Ruth became more deliberate in her cleaning, using her other hand to move him this way and that. I watched growing drunk on lust and then I couldn’t help myself. I stripped off my suit and Joey was remarkable. He kept coming back. Times when I thought we were done and wished we weren’t, Ruth would caress his cheeks, or, chest, or she would hug me, show me affection and Joey would come to life all over again. She never joined us. She never invited us to explore her own being. She merely watched as we went on and on. Not since our honeymoon was he so useful.
It was truly an incredible night. An unforgettable night, prompting us both to look for Ruth at breakfast the next morning and through out the day, but we couldn’t seem to find her. The following morning I described her to one of the maids.
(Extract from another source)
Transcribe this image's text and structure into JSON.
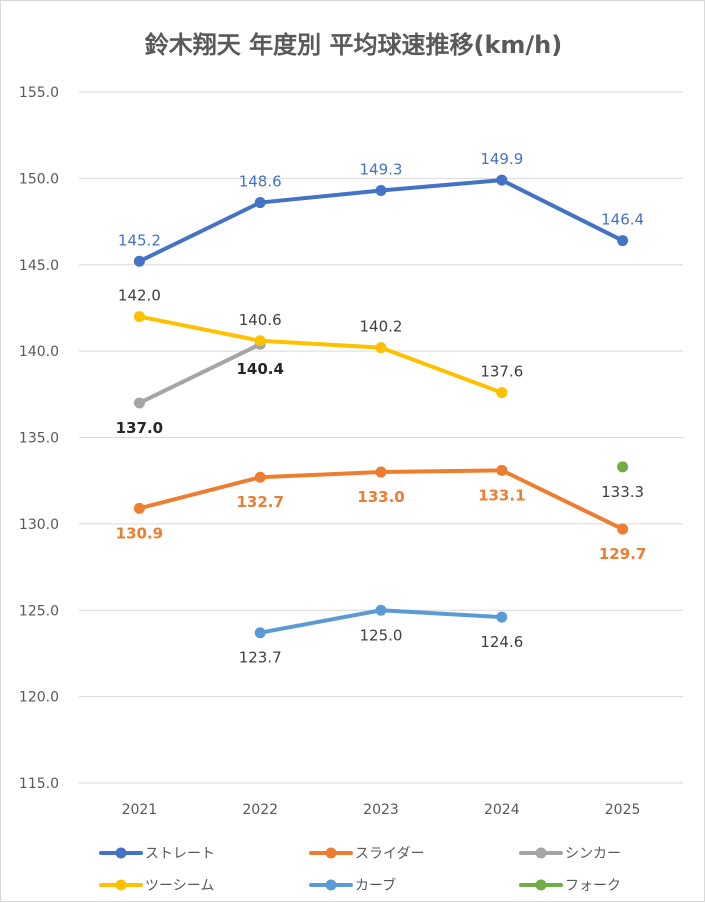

“Oh yah,” she said. “Nice woman. Use to always come with the husband, this time of year. He die, poor man. She still come though. Say her best memories are here.”
“Do you know where we can find her?”
“She check out early morning, missy. She go home. She be back. First week of the month, every year.”
We went back to Ohio. Life in Murphy never seemed quite the same. We both signed up at the local University and earned our teaching degrees. We took jobs in Portland, Maine. I returned to Jamaica the first of the month that following year and for four more after that, but I never saw Ruth again. I wanted to see her again.
Joey went back to Murphy, to Father Flannighan like he did right after the honeymoon to confess his sin. He kept insisting we talk to Father Flannighan. I just wanted to talk to Ruth. I thought Ruth could make Joey see, it wasn’t sinful. It was terribly enjoyable. There was nothing to be afraid of. There was nothing wrong with wanting to do it again. It didn’t have to tear two people apart. Being in front of Ruth made it so much better; made him so much better. I just wanted it to be better. Is there really anything wrong with wanting it to be better?
I looked at the papers slid in front of me. I wondered if Ruth was still alive. I think I might go back to Jamaica, again. I looked up at Joey and wondered if he would ever go again? I didn’t think he would ever go again. He made it clear he was going back to Murphy, back to church and back to Father Flannighan. The church in Portland, for me, just wasn’t the same.
I looked for a pen. I thought I might visit New York City. I met a couple from Brooklyn Heights a few nights ago and they made it sound so special. They made it sound so big. I bet a lot of different things happen in New York City. I bet in New York City, life is real good.